Polemiche su interventi in TV di noti virologi, epidemiologici, ecc. sia perché vengono pagati (alcuni hanno anche un manager) sia per presunti interessi legati ad aziende farmaceutiche o altro, che ne pensa?
Credo che questo tipo d’informazione, che riguarda la salute dell’intera popolazione, debba essere fatta a titolo gratuito. Per quanto riguarda gli interessi di qualunque genere, rientriamo nelle regole degli ospedali sulle incompatibilità; molti di questi ospiti tra l’altro, sono dipendenti dell’SSN quindi mi sorprende abbiamo potuto ricevere cachet per le partecipazioni.
E’ una fake news che la mortalità sia stata sovrastimata nelle zone “rosse” per un maggiore rendimento? Al contrario i morti sono sottostimati?
La mia sensazione, come quella della gente, è che molti pazienti, come quelli oncologici, in fondo, siano deceduti a causa della malattia di base e non del virus; la scoperta di un tampone positivo è stata concomitante e occasionale e non determinante per la dipartita. E’ stato però certamente fatto un errore importante: non eseguire le autopsie che ci avrebbero fornito preziose informazioni sulla patogenesi. Gira voce che in Lombardia ci sia stata addirittura una circolare per non farle, ma non ho certezze per affermarlo.
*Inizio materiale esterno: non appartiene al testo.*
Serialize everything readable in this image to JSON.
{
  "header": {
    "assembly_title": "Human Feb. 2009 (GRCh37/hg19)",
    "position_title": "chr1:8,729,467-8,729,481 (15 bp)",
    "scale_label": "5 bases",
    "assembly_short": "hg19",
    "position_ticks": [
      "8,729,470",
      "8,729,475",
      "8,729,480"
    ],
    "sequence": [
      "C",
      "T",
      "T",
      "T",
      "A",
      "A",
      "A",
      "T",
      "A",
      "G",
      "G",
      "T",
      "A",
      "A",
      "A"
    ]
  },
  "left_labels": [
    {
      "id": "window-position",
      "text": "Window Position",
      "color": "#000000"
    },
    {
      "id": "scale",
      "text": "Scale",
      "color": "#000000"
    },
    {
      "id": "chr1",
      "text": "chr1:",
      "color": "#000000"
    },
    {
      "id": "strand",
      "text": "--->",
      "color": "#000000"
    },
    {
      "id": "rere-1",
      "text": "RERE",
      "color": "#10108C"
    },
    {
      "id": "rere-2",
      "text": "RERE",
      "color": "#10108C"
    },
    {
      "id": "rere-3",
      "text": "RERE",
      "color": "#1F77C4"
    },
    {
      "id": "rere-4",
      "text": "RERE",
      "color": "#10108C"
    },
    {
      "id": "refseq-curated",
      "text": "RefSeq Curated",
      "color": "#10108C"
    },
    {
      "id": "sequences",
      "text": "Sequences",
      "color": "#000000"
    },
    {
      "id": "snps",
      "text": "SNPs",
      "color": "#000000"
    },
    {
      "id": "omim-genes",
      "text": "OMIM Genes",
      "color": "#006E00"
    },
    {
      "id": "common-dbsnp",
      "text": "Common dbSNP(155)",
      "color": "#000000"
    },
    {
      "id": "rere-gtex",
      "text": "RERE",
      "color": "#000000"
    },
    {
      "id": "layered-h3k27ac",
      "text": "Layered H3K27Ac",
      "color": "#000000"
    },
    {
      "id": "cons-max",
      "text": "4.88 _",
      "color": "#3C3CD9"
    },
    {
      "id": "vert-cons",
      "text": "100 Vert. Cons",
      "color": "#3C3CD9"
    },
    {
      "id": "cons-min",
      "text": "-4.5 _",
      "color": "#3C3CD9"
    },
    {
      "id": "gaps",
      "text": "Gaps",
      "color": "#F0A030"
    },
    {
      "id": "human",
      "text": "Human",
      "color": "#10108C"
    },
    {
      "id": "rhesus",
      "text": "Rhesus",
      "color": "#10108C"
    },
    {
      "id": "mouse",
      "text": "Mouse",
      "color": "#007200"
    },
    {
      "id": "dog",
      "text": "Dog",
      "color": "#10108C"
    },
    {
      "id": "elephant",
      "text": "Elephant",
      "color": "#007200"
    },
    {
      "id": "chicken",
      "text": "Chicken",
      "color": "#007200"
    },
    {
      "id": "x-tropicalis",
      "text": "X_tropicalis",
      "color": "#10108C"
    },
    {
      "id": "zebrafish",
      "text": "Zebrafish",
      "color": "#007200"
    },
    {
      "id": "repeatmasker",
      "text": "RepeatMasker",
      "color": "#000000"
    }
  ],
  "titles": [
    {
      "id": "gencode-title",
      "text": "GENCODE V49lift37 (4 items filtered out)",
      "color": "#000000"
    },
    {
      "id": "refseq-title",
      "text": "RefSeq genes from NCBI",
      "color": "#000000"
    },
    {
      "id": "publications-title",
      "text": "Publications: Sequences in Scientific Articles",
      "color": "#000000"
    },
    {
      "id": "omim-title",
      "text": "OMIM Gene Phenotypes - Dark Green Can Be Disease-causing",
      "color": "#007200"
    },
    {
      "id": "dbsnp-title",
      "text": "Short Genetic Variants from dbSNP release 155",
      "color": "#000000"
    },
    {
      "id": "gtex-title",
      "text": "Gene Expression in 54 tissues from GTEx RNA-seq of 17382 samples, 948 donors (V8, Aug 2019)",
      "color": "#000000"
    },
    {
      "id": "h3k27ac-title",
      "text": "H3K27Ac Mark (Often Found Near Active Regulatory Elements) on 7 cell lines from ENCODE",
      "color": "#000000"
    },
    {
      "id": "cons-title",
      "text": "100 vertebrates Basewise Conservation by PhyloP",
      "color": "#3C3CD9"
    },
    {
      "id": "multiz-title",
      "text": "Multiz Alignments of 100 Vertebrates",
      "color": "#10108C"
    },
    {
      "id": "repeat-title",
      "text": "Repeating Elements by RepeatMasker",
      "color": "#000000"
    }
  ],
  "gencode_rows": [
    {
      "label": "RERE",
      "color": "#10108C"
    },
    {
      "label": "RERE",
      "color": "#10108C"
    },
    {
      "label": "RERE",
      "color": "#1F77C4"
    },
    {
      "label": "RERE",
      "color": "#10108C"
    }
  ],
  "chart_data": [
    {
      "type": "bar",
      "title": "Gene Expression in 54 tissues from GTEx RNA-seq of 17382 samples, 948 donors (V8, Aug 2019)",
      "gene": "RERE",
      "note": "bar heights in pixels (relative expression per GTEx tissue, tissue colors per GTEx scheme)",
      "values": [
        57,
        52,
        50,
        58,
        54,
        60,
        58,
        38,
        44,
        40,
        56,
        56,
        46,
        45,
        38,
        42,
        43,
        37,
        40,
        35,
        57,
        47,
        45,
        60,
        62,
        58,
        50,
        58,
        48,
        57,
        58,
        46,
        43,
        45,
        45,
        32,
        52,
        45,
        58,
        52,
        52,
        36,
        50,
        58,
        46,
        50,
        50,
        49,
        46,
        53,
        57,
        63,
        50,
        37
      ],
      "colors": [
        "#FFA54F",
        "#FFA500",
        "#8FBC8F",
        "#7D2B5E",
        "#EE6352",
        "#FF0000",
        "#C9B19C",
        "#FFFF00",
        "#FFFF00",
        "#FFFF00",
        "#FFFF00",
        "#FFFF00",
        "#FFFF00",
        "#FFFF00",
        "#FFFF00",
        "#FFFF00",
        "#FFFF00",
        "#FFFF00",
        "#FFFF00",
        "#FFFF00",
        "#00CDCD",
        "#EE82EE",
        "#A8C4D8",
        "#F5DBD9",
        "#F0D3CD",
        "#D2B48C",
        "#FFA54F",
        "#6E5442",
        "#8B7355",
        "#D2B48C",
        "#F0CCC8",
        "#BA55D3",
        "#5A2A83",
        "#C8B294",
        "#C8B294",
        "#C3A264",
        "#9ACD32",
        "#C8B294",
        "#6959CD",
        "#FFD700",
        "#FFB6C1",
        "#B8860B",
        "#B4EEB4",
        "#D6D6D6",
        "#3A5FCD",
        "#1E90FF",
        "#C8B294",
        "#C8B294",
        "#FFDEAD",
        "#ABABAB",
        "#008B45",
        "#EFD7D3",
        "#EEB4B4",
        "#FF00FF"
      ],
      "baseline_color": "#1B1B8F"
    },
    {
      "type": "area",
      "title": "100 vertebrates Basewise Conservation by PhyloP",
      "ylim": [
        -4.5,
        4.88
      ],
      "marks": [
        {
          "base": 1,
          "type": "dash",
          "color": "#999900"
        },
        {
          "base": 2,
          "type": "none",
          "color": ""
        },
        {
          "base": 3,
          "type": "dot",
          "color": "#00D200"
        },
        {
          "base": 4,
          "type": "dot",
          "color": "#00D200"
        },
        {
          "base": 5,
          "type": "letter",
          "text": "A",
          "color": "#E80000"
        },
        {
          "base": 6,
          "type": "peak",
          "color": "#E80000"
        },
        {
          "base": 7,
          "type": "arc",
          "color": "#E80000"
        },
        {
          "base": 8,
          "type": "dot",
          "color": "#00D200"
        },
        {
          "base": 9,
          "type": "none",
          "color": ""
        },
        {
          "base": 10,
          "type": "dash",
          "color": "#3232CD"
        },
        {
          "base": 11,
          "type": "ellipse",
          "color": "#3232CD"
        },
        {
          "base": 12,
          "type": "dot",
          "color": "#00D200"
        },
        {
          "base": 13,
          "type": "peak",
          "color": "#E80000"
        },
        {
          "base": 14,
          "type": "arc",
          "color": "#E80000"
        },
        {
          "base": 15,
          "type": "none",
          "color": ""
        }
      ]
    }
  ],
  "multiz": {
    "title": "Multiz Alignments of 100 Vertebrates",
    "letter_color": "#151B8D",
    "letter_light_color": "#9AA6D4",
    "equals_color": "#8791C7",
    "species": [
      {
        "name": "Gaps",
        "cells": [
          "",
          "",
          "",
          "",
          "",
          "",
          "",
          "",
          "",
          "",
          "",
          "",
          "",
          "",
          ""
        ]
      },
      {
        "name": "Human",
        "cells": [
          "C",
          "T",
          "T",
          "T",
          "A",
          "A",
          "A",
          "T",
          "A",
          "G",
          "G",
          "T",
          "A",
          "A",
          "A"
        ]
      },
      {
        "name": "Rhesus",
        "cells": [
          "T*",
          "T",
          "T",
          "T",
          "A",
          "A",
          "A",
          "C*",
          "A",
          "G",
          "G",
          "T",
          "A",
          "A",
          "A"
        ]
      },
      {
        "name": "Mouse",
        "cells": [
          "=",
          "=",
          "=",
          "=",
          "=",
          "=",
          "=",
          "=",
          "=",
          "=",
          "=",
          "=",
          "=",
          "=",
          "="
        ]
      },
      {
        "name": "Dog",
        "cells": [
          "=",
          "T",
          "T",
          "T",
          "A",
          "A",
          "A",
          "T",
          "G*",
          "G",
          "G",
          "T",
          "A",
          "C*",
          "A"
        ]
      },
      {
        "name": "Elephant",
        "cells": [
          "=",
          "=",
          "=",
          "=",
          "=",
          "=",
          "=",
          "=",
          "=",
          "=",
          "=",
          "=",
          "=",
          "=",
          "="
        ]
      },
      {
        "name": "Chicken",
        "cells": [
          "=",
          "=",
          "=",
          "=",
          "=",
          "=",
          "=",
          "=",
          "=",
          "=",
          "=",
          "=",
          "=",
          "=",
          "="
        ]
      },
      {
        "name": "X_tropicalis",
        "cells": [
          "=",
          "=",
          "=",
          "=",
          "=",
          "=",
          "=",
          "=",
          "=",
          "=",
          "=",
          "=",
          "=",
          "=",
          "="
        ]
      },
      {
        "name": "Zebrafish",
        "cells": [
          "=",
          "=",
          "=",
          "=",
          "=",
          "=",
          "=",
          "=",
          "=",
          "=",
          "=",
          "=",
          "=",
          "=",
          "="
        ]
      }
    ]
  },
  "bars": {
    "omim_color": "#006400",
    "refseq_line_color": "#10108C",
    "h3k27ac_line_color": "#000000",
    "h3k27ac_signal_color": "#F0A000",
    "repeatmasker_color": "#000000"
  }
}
La carenza di riscontri autoptici ha portato inizialmente fuori strada anche i clinici, perché in molti casi si è pensato si trattasse esclusivamente di polmoniti interstiziali; quando invece il meccanismo che portava alla morte era legato a fatti trombotici gravi delle arteriole polmonari, che provocavano infarti multipli massivi del polmone e quindi impossibilità di ossigenazione, come poi è stato dimostrato. In sintesi, mentre tutti rincorrevano ventilatori e respiratori, bisognava cercare più eparina…
A proposito di eparine: la terapia di prevenzione dei danni dell’endotelio può quindi migliorare la prognosi dei pazienti con altre malattie?
Sì, il meccanismo patogenetico alla base è la vasculite, infiammazione dell’albero vascolare arterioso e venoso di tutti i distretti; in modo particolare il covid colpisce il polmone e i vasi polmonari. E’ un meccanismo comune a tante malattie immunologiche e autoimmuni, agisce sulla coagulazione del sangue con un meccanismo “a cascata” come i fuochi d’artificio, nel senso che innescato il primo, partono anche gli altri. Per evitare questa “esplosione” è necessario intervenire con l’eparina e con i farmaci antiinfiammatori steroidei.
Che speranze ci sono per possibili vaccini?
Alte probabilità, perché ci sono quasi un centinaio di lavori in giro per il mondo: ricordiamoci che si lavora sul ceppo attuale, che si potrebbe definire “cinese-lombardo”, ma se nel frattempo il virus RNA muta (come per altri virus a RNA, ad esempio l’HIV), il vaccino potrebbe rivelarsi inutile. Conviene quindi concentrare gli sforzi soprattutto sulle terapie, come plasma-terapia o anticorpi monoclonali, derivati sinteticamente sull’anticorpo del siero delle persone guarite, oggi. Ci sono diverse realtà italiane che stanno lavorando in tale direzione. Il vaccino è una misura di profilassi fondamentale ed è destinato alla popolazione sana; le terapie nuove riservate ai contagiati. Importante è trattare i pazienti a domicilio fin dai primi sintomi, con farmaci: l’antimalarico idrossoclorochiina: il plaquenil, in associazione con l’antibiotico azitromicina che azione immunomodulante e di potenziamento sull’antimalarico che ha azione antivirale, cioè un effetto booster; una terapia steroidea a basso dosaggio, che ha un’azione immunomodulante e quindi modifica un po’ la storia clinica e il decorso di questa patologia e di tutte le malattie virali.